E é preciso cumprir a lei. É preciso uma avaliação feita por duas entidades independentes que tenham chegado ao mesmo diagnóstico, é preciso apoio psicológico, psicoterapia, iniciar a terapêutica hormonal, fazer um cariótipo (avaliação cromossómica), passar pela chamada prova real de vida, pedir o parecer da Ordem dos Médicos para realizar a cirurgia e, depois de realizada a cirurgia, avançar com uma acção contra o Estado exigindo a mudança de nome e sexo nos documentos de identidade (porque em Portugal não existe uma Lei da Identidade, ao contrário de outros países). Há situações em que, nesta fase final do processo, o tribunal pode ainda pedir uma perícia do Instituto Nacional de Medicina Legal para que se verifique que o sexo no corpo corresponde ao que está a ser reivindicado.
Tudo isto implica um processo que se arrasta por vários anos e que só pode começar aos 18. Enquanto isso, os transexuais esperam. "Não, enquanto isso, desesperam", corrige Pedro de Freitas.

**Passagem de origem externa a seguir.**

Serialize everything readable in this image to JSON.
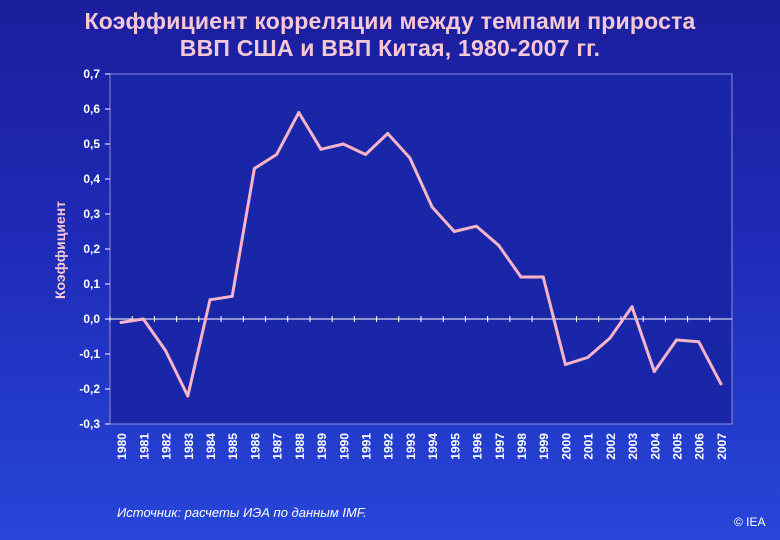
{
  "title": {
    "line1": "Коэффициент корреляции между темпами прироста",
    "line2": "ВВП США и ВВП Китая, 1980-2007 гг."
  },
  "source": "Источник: расчеты ИЭА по данным IMF.",
  "copyright": "© IEA",
  "colors": {
    "line": "#f8b4c8",
    "plot_background": "#1a26a8",
    "text": "#ffffff",
    "title": "#f4c8d8"
  },
  "chart_data": {
    "type": "line",
    "title": "Коэффициент корреляции между темпами прироста ВВП США и ВВП Китая, 1980-2007 гг.",
    "ylabel": "Коэффициент",
    "xlabel": "",
    "ylim": [
      -0.3,
      0.7
    ],
    "y_ticks": [
      0.7,
      0.6,
      0.5,
      0.4,
      0.3,
      0.2,
      0.1,
      0.0,
      -0.1,
      -0.2,
      -0.3
    ],
    "y_tick_labels": [
      "0,7",
      "0,6",
      "0,5",
      "0,4",
      "0,3",
      "0,2",
      "0,1",
      "0,0",
      "-0,1",
      "-0,2",
      "-0,3"
    ],
    "grid": false,
    "legend": "none",
    "categories": [
      "1980",
      "1981",
      "1982",
      "1983",
      "1984",
      "1985",
      "1986",
      "1987",
      "1988",
      "1989",
      "1990",
      "1991",
      "1992",
      "1993",
      "1994",
      "1995",
      "1996",
      "1997",
      "1998",
      "1999",
      "2000",
      "2001",
      "2002",
      "2003",
      "2004",
      "2005",
      "2006",
      "2007"
    ],
    "series": [
      {
        "values": [
          -0.01,
          0.0,
          -0.09,
          -0.22,
          0.055,
          0.065,
          0.43,
          0.47,
          0.59,
          0.485,
          0.5,
          0.47,
          0.53,
          0.46,
          0.32,
          0.25,
          0.265,
          0.21,
          0.12,
          0.12,
          -0.13,
          -0.11,
          -0.055,
          0.035,
          -0.15,
          -0.06,
          -0.065,
          -0.185
        ]
      }
    ]
  }
}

O único cirurgião que faz estas mudanças de sexo em Portugal é João Décio Ferreira. Apesar de estar reformado desde 2009, continua a operar no Hospital Santa Maria para atender estes pedidos.
Doença mental
Em Portugal já foram realizadas cerca de 100 operações de mudança de sexo. São cirurgias comparticipadas pelo Estado a 100 por cento uma vez que a Organização Mundial de Saúde incluiu a perturbação de identidade do género na lista de doenças mentais. "Apesar de existirem muitos grupos a exigir que deixe de constar nesta lista porque se trata de uma discriminação, acho que é bom para eles. Se sair da lista, os Estados desobrigam-se de os tratar porque deixa de ser doença. E aí vão ter de ser eles a pagar."

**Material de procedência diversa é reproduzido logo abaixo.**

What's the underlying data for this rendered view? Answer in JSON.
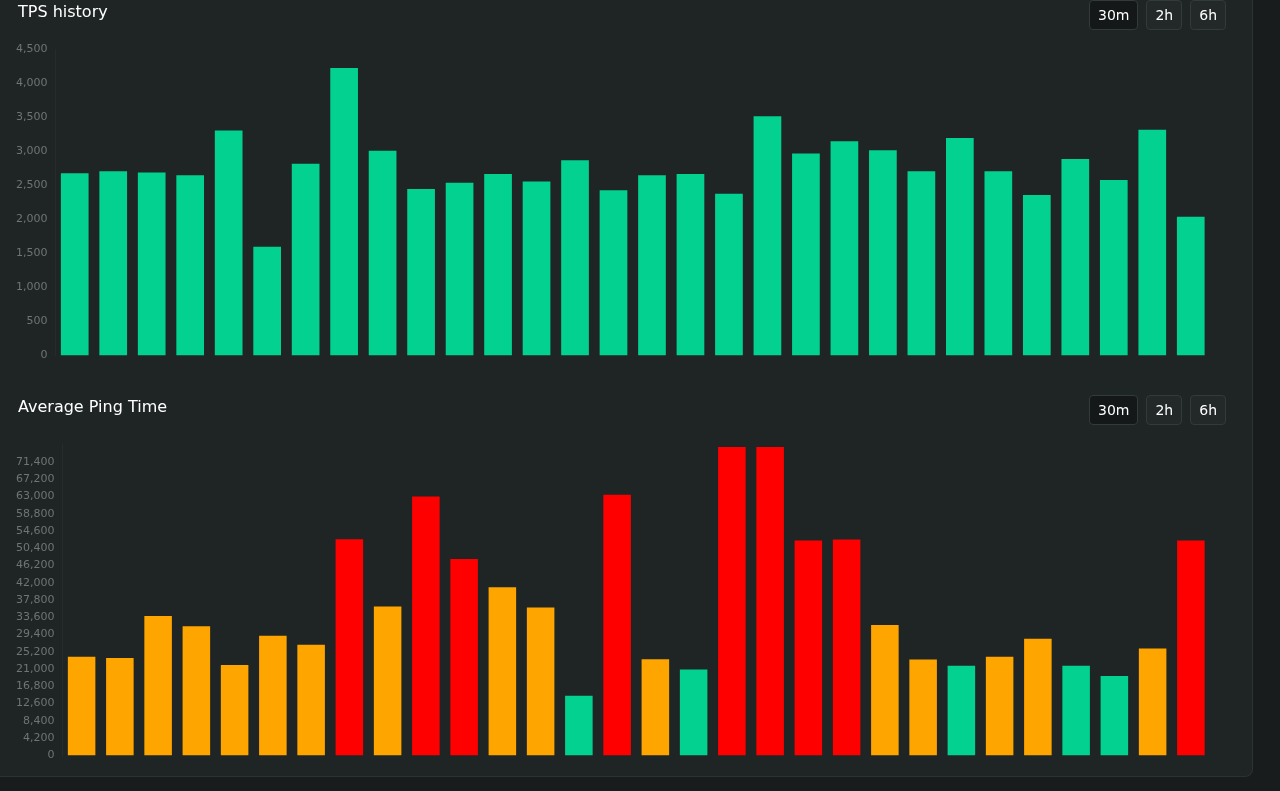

Outra questão: se antes dos 18 anos ninguém pode votar ou fazer algo tão simples como tirar a carta de condução, devemos equacionar atribuir-lhe o "poder" desta decisão tão radical de autodeterminação? Filomena Neto, que coordena o departamento de bioética da Sociedade de Advogados José Pedro Aguiar Branco & Associados, sabe que esta é uma questão difícil onde não existe "preto e branco".
"Julgo que na menoridade uma autorização para iniciar um processo de mudança de sexo teria que passar sempre por uma tutela jurisdicional que verificasse o processo. Não para discutir a opinião dos médicos, mas para assegurar que foram dados todos os passos para proteger aquele menor", defende Filomena Neto, sublinhando, no entanto, que esta "possibilidade legal" só deveria existir a partir dos 16 anos.

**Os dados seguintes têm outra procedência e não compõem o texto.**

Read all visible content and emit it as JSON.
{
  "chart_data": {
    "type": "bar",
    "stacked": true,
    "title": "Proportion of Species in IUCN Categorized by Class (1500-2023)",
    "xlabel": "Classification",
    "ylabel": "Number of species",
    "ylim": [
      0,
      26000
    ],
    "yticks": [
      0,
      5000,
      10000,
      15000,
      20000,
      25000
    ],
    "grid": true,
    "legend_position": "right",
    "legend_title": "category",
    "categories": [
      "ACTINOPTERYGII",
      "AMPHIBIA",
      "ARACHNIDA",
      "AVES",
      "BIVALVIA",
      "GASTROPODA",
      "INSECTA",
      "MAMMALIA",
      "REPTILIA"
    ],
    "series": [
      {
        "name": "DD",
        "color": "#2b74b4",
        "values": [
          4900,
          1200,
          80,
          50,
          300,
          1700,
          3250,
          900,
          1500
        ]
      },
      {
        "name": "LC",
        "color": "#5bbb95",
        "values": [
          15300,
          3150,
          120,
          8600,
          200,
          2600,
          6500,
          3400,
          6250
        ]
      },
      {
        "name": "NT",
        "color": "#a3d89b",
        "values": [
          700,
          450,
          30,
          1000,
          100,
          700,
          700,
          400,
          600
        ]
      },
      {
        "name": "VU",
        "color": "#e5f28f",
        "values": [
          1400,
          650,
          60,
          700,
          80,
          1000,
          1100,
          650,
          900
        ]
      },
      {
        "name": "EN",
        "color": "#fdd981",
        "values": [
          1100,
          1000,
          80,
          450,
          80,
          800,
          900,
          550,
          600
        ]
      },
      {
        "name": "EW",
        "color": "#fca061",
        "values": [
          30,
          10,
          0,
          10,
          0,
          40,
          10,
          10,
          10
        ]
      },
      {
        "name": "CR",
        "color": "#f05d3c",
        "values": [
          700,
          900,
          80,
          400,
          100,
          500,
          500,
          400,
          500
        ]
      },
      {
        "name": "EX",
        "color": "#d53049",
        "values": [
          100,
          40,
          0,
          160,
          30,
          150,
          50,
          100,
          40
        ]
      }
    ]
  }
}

"Aos 12 anos, por exemplo, choca-me. Acho que ainda não existem capacidades para essa autodeterminação. Mesmo uma autorização dos representantes legais não deveria ter influência. Teria de se ouvir o próprio. A verdade é que às vezes fazemos as maiores asneiras com as melhores das intenções."
Há muitas perguntas e não há uma só resposta para um território tão ambíguo e complexo. Antes de tomar uma decisão irreversível é imprescindível eliminar essa ambiguidade e complexidade até ao limite do possível. Para que uma mudança destas seja algo tão simples como o caso que Pedro de Freitas lembra sobre uma mudança de sexo iniciada aos 18 anos. "Esta pessoa afirmava que sabia desde os dois anos que era mulher e tinha o corpo errado. Completámos o processo de mudança e hoje é uma mulher fantástica, muito bonita." Ela juraria que sempre foi mulher.